Kilka dni temu na wyjeździe network marketingowej firmy Organic Life odbyłem nader inspirującą rozmowę z jedną z top liderek w tej polskiej spółce. Przed Państwem Urszula Gumienna-Wysocka.

Moją rozmówczynią jest lider network marketingu, mama, szczęśliwa i spełniona kobieta, która ma w sobie tak dużo energii, że skutecznie inspiruje innych. Można spokojnie nazwać ją ekspertem w branży MLM z 21 letnim doświadczeniem. Od 2018 jest jedną z dyrektorów w Organic Life i jeździ firmowym samochodem.

Muszę przyznać, że zrobiła na mnie ogromne wrażenie informacja o tym, że do Organic Life dołączyła w roku 2017 i w ciągu 12 miesięcy odniosła tak ogromny sukces. Urszula jest przedstawicielką nowej ery liderów, którzy za pomocą swojego stylu życia są w stanie zmieniać innym ludziom życie na lepsze.

Bartosz Nyga: Jaka jest Twoja historia dołączenia do MLM? Kiedy to wszystko się zaczęło?

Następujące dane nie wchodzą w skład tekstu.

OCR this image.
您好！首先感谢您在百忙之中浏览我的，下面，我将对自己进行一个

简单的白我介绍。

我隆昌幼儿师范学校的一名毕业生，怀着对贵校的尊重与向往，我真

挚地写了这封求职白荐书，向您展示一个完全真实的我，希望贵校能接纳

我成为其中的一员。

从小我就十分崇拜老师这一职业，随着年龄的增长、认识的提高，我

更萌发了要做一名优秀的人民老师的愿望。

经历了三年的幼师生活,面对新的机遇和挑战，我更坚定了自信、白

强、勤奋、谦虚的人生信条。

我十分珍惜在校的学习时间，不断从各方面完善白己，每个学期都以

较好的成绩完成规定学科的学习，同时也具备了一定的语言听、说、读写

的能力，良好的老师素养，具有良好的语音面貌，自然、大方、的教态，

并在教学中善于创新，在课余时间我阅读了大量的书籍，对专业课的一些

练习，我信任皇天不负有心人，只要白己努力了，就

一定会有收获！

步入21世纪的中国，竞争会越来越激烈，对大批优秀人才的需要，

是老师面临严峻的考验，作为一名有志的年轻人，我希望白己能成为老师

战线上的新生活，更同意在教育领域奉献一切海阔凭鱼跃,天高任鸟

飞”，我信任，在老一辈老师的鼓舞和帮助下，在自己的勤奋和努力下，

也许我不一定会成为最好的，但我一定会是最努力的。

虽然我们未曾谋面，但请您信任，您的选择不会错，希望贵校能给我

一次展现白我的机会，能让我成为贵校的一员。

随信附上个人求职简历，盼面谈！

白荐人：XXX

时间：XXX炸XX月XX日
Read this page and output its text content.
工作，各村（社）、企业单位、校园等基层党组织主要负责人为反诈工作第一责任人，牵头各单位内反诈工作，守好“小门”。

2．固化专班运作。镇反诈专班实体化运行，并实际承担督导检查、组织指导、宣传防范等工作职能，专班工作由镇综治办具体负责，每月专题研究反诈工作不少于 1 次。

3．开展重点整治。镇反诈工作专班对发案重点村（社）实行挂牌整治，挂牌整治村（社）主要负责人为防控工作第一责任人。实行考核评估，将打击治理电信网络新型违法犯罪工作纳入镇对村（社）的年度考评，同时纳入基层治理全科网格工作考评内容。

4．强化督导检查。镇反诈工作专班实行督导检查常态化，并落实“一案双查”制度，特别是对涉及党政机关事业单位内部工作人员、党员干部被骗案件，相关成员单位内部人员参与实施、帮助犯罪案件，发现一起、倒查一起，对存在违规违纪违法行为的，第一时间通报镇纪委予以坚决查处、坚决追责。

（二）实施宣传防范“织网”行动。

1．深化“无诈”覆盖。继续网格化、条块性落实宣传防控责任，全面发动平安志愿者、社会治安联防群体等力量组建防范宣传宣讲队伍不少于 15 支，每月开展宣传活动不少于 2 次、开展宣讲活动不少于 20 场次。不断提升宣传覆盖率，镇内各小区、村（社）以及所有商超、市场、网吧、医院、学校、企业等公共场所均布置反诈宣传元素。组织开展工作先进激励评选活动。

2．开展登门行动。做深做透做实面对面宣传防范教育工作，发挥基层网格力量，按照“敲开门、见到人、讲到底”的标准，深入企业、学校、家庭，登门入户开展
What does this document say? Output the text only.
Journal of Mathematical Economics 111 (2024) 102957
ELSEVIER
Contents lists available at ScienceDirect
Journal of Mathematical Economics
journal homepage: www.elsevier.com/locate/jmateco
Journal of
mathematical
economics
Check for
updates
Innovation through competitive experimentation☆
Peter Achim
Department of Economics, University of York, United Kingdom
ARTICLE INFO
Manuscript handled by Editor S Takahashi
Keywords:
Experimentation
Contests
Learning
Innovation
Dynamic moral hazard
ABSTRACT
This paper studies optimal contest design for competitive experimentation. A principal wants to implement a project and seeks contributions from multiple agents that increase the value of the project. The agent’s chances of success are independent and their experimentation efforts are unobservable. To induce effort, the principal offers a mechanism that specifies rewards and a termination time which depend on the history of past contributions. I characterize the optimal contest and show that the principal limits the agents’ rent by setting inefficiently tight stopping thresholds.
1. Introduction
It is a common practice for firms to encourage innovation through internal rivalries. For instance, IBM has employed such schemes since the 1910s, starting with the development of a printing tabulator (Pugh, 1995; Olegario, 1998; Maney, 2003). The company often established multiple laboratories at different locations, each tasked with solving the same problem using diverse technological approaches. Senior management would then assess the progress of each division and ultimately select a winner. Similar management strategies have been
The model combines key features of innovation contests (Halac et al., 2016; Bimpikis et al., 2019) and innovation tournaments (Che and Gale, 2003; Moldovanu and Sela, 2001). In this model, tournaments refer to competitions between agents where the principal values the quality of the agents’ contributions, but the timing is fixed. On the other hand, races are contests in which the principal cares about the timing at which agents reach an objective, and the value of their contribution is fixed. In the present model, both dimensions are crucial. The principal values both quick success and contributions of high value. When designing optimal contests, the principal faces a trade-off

Urszula Gumienna-Wysocka: Pierwszy raz dołączyłam do marketingu sieciowego w 2000 roku, a była to firma z branży kosmetycznej. Dodam jeszcze, że w międzyczasie pracowałam w korporacji zajmującej się OFE. Trafiłam na wspaniałą parę, małżeństwo liderów, którzy bardzo zaimponowali mi jako 20-letniej dziewczynie swoim stylem życia. Najbardziej ujęło mnie to z jak wielką pasją podchodzą do tego, co robią. W ich bagażu zadań znajdowały się takie czynności jak prowadzenie wykładów i prezentacji, spotkania, odpowiedni marketing i oczywiście podróże. Gdzieś z tyłu głowy miałam myśli, że też chciałabym tak żyć. Zawsze bardzo marzyła mi się swoboda w pracy i wolność finansowa, a dzięki MLM mogłam to w przyszłości osiągnąć. Co ciekawe, spotkanie z liderami tej firmy mi się po prostu przydarzyło dosłownie przypadkiem…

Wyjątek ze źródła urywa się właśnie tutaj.